Oleh : Ida Bagus Gede Putra Agung Dhikshita
(Internship Advokat Konstitusi)
Mengawali Tahun 2021, Indonesia dihadiahi peluncuran Indeks Persepsi Korupsi (IPK) atau Corruption Perception Index (CPI) yang ke-25 untuk tahun pengukuran 2020. CPI 2020 bersumber pada 13 survei global dan penilaian ahli serta para pelaku usaha terkemuka untuk mengukur korupsi di sektor publik yang dilakukan di 180 negara dan teritori. Transparency International Indonesia (TII) merilis IPK Indonesia yang ramai diberitakan media dan dikomentari berbagai pemerhati konstitusi dan anti korupsi Indonesia dengan headline anjloknya IPK Indonesia. Hal ini dipicu oleh skor IPK Indonesia yang turun drastis yakni sebanyak 3 poin, dari 40 pada Tahun 2019 menjadi 37 di Tahun 2020. Penurunan skor ini berimbas pada menurunnya peringkat Indonesia ke Peringkat 102 dari 180 negara, sejajar dengan Gambia dan bahkan berada di bawah Timor Leste.
Tidak hanya Indonesia, peluncuran CPI meninggalkan catatan buruk hampir di seluruh negara. Hal ini tidak luput dari situasi dunia yang diliputi oleh pandemi COVID-19.Hampir seluruh negara menghadapi krisis ganda, yakni krisis kesehatan dan ekonomi secara bersamaan. TI juga menyatakan temuan bahwa korupsi yang merusak pelayanan publik sangat berpotensi terjadi sepanjang penanganan COVID-19. Negara dengan tingkat korupsi yang tinggi terbukti gagap menghadapi pandemi. Negara yang relatif bersih dari korupsi harus menghadapi resesi ekonomi dan pembatasan partisipasi publik dalam ruang demokrasi.
Beranjak dari uraian yang teknokratik terkait dengan IPK di atas, perlu dipahami bahwa hal ini tidak digunakan untuk menyalahkan pihak manapun, melainkan melakukan analisis reflektif terhadap anjloknya IPK Indonesia, untuk selanjutnya dapat menjadi titik balik koreksi, menatap negara demokrasi Indonesia yang berlandaskan hukum lebih baik ke depannya. Korupsi dalam pengertian ini, tidak hanya diartikan sebagai tindak pidana,namun sangat terkait dengan kekuasaan. Maka berangkat dari IPK yang sedang anjlok ini, kita dapat mengartikan bahwa ada warning terhadap mekanisme pelaksanaan kekuasaan dalam konsep constitutional democratic state di Indonesia.
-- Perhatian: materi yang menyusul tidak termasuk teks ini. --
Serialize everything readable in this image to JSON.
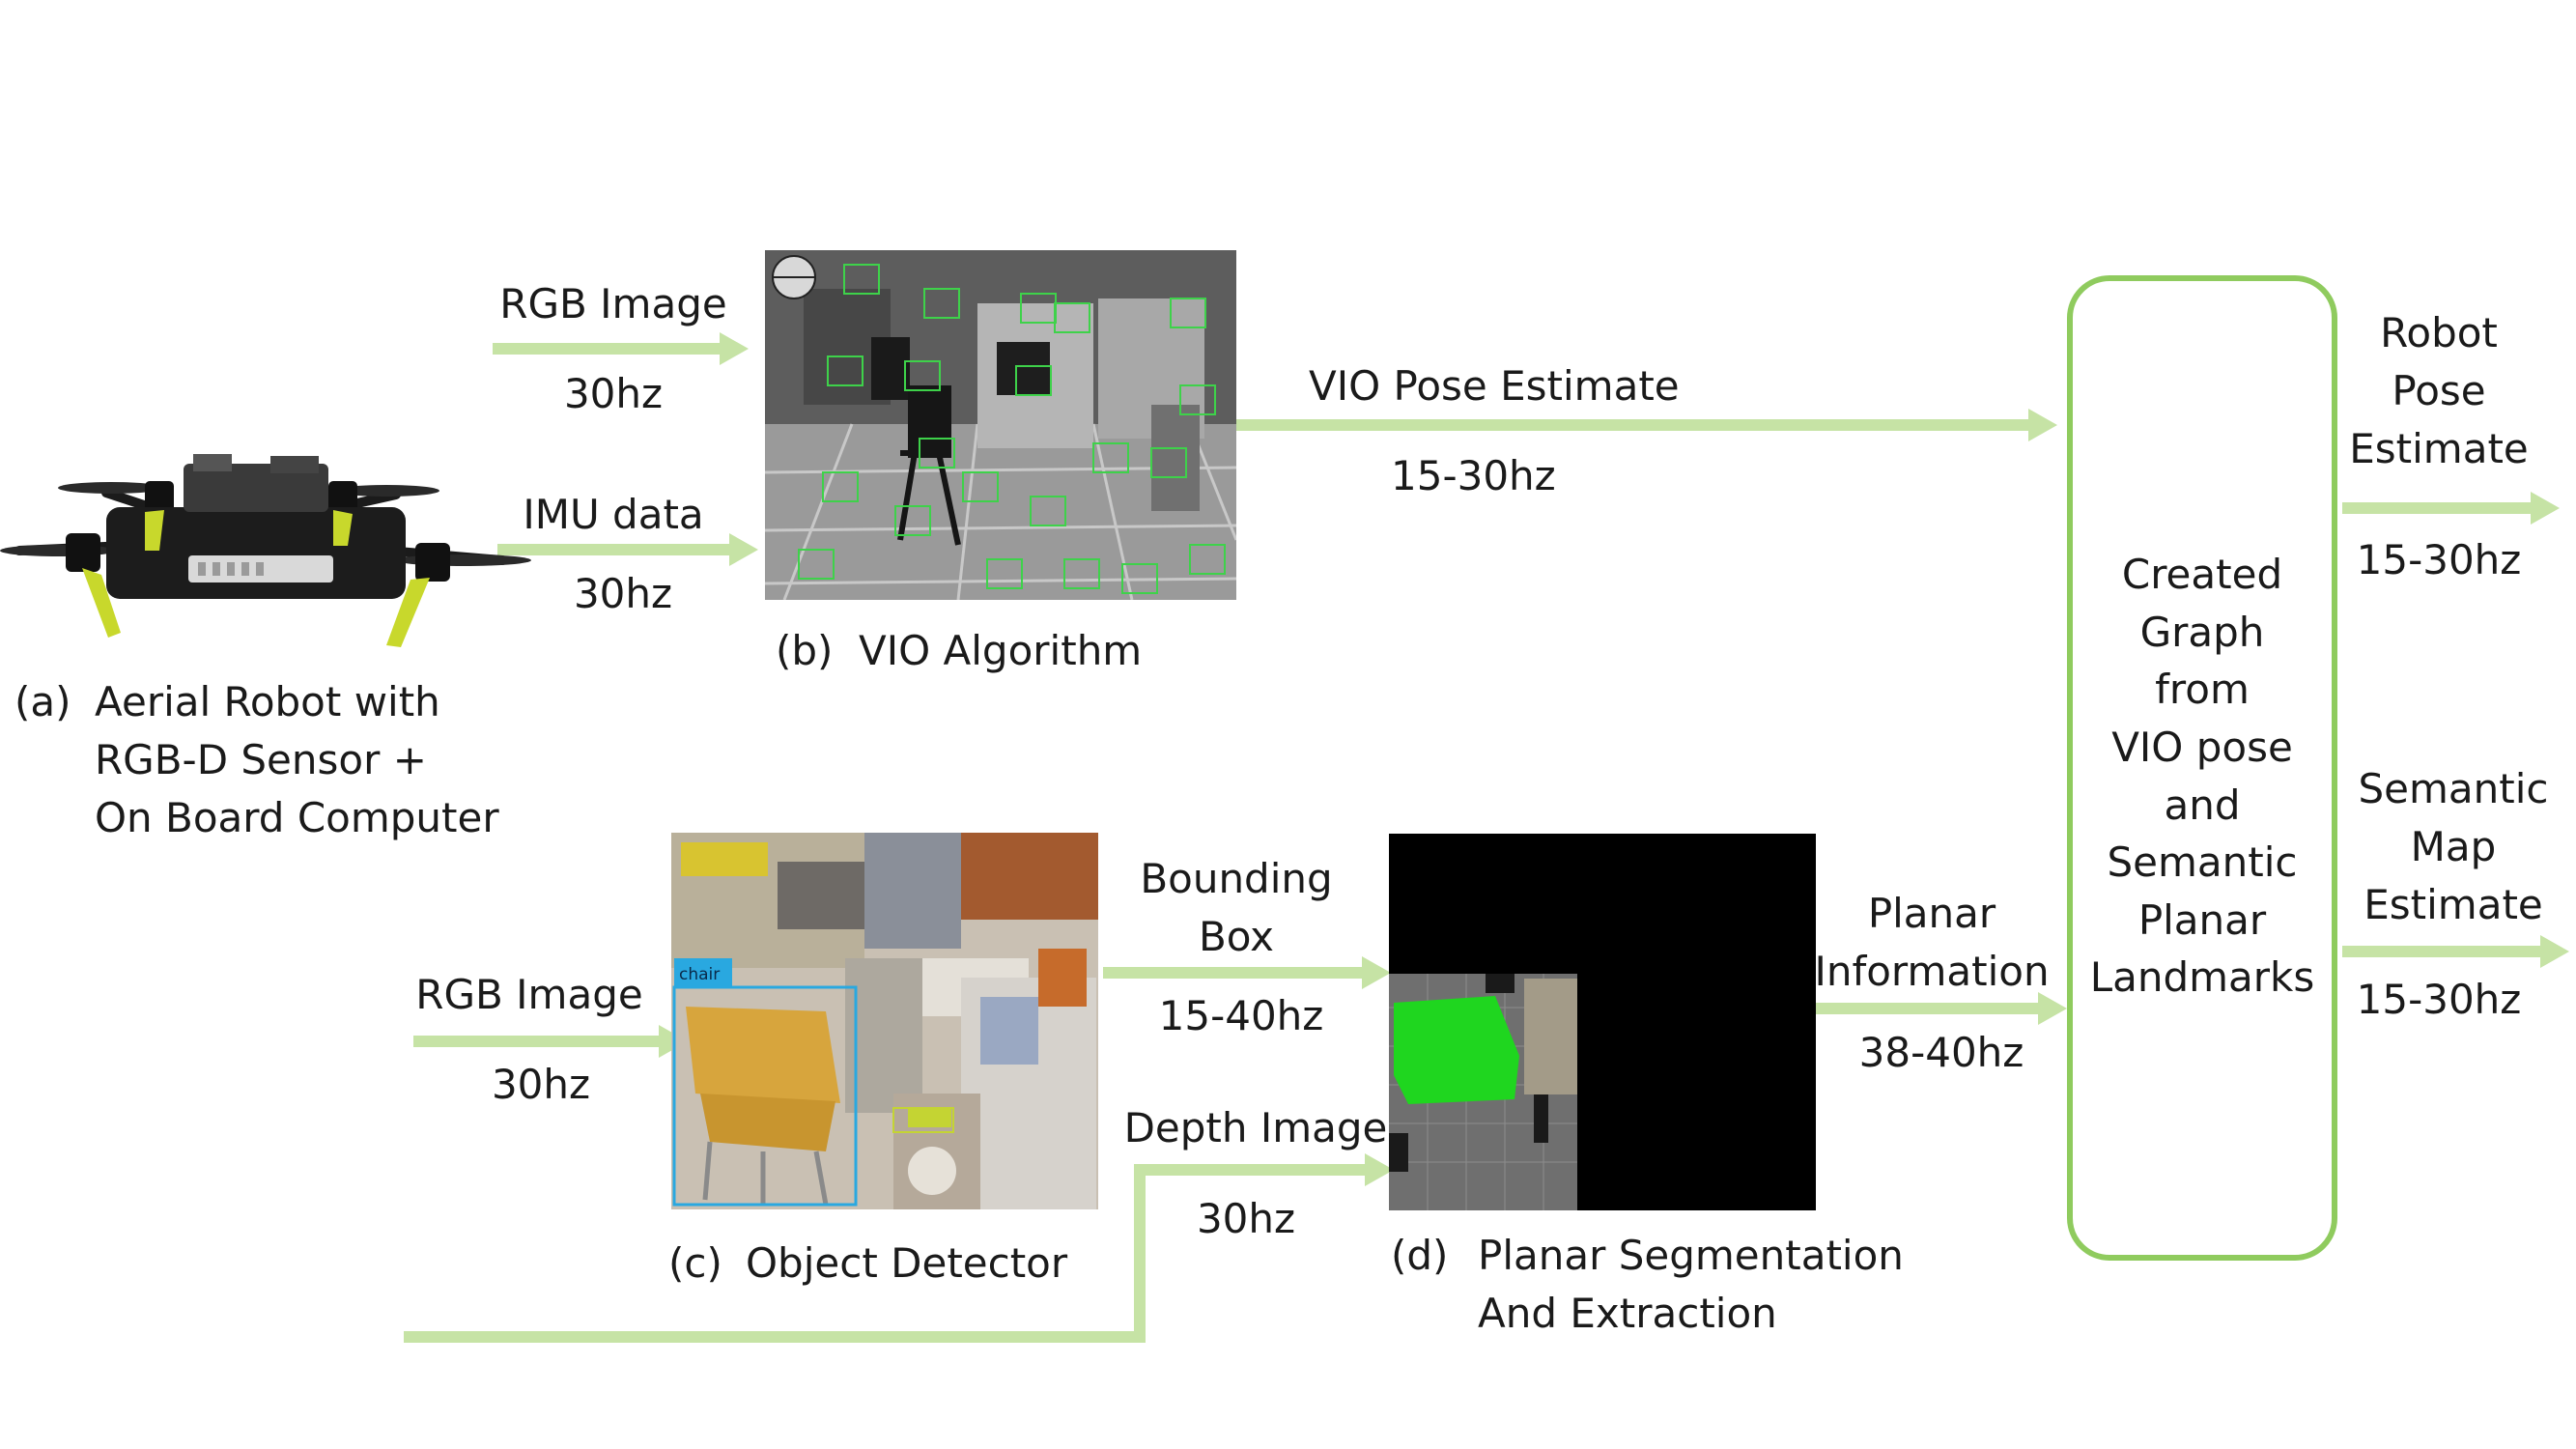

Menakar Indeks Persepsi Korupsi Indonesia
Indeks sendiri adalah suatu indikator pengetahuan dalam bentuk metodologi bagi pemerintah. Tugasnya sendiri adalah untuk memetakan dan membuat kategori dari suatu fenomena sosial yang dipotret dan kemudian dibaca. Indeks juga memberikan arahan terhadap apa yang harus dilakukan kedepan dan apa yang mestinya dibuat dari indeks ini. (Sally, Kevin, Benedict: 2015). Pemerintah Indonesia melalui Menkopolhukam Mahfud MD, menyatakan bahwa IPK ini hanyalah sebuah persepsi publik, bukan kenyataan di lapangan. Hal ini dipicu persepsi bahwa sudah terjadi pelemahan KPK dengan perubahan UU KPK. (IDNtimes.com, 30/01/2021). Pernyataan Menkopolhukam tersebut ada benarnya tetapi juga tidak bisa menghindari fakta bahwa IPK bukan hanya angka dari indeks yang berdiri sendiri. dia lahir dari setidaknya 13 sumber data, termasuk 9 survei global, yang kemudian dikonversi angkanya menjadi IPK. Sembilan angka survei inilah yang memengaruhi IPK Indonesia.
Sumber-sumber data inilah yang memperlihatkan problem di hampir semua sektor, baik itu sektor perizinan, bisnis, perpajakan, maupun sektor yang berkaitan dengan demokrasi serta kelembagaan politik dan sektor lainnya. (Zainal: 2021) Sumber-sumber data ini sejalan dengan bagaimana seharusnya kita menakar korupsi lebih dalam. Korupsi sangat terkait dengan situasi penegakan hukum, lembaga penegakan hukum, lembaga antikorupsi, pelaporan dan kritik, dan peran lembaga-lembaga politik dan parpol. Selain itu haruslah ada ruang-ruang pada kebebasan sipil dan kebebasan media.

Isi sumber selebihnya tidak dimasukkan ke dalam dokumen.